Geniuses are so out, but exceptions are always welcome. Jack of all trades, Jim O’Rourke can undoubtedly be described as an exceptional artist. The composer, multi-instrumentalist, producer and former member of Sonic Youth and Gastr de Sol has left his mark on pop music over the last few decades. After collaborating on dozens of film soundtracks, this is the first time that a soundtrack which he scored himself has been released worldwide.
Jim O’Rourke, who recently released the deeply personal »Shutting Down Here« (2020), now presents an electro-acoustic meditation that closely follows the pace of farm work on the Canadian Prairies. Director Kyle Armstrong’s »Hands That Bind« has been described as a »slow-burn prairie gothic drama«. In rural Alberta, supernatural phenomena haunt a small community as a conflict over land use rights erupts.
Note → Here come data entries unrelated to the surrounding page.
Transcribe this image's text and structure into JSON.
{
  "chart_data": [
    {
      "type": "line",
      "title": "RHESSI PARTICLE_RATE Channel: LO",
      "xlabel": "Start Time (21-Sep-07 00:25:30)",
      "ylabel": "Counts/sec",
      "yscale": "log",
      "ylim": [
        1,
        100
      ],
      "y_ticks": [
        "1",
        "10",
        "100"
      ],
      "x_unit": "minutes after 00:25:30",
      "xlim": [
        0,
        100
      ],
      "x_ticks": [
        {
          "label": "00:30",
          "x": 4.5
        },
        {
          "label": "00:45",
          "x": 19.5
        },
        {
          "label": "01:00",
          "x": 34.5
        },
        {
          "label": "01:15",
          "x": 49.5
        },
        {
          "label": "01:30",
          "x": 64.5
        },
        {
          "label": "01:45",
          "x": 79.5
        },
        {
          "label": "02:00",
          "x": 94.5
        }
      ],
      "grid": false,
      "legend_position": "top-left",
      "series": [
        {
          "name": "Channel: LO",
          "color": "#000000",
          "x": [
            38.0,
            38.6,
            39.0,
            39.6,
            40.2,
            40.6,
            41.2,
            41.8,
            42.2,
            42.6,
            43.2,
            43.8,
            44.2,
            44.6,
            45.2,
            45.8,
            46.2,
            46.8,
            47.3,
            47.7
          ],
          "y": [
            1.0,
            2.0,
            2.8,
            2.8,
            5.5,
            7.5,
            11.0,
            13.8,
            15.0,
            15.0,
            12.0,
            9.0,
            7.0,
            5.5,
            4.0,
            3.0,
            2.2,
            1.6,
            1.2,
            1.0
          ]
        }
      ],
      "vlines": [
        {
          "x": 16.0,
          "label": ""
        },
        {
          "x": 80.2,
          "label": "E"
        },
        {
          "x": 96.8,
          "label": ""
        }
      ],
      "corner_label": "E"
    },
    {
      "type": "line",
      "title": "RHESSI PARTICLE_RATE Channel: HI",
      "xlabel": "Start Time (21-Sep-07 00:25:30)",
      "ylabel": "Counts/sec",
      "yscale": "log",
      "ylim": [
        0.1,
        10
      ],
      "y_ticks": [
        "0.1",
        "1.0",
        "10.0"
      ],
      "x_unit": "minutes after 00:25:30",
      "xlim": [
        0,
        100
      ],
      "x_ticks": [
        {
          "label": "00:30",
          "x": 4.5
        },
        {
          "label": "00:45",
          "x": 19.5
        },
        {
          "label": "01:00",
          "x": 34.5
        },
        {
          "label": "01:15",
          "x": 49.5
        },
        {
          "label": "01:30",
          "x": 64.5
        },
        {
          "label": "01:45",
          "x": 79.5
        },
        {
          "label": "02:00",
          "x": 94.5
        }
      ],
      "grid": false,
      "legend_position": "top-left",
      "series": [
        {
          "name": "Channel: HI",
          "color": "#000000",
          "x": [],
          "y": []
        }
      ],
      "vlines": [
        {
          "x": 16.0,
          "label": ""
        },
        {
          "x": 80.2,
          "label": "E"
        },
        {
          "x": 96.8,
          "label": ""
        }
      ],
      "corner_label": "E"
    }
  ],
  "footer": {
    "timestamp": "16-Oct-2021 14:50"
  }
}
The soundtrack is a quiet thriller, composed of a tidal ebb and flow punctuated by a sparkle and shimmer that spreads aimlessly. The trembling of wild blades of grass can be heard in a refreshing breeze that sweeps across a vast landscape, leaving us in its midst in silent anticipation. Metallic and wooden drones loom just as darkly, while thin organ chords provide a sporadic glimmer of light. The instruments form an echo chamber across the nine tracks, whispering small sequences of notes to each other between an ominous whistling of overtones. Then a hellish flickering and rattling slithers through a dry wheat field, before almost otherworldly spheres resound, until cymbals and a monotonous stomping bass appear to usher in a rite that comes to an abrupt end in a sudden howling, delusional confusion.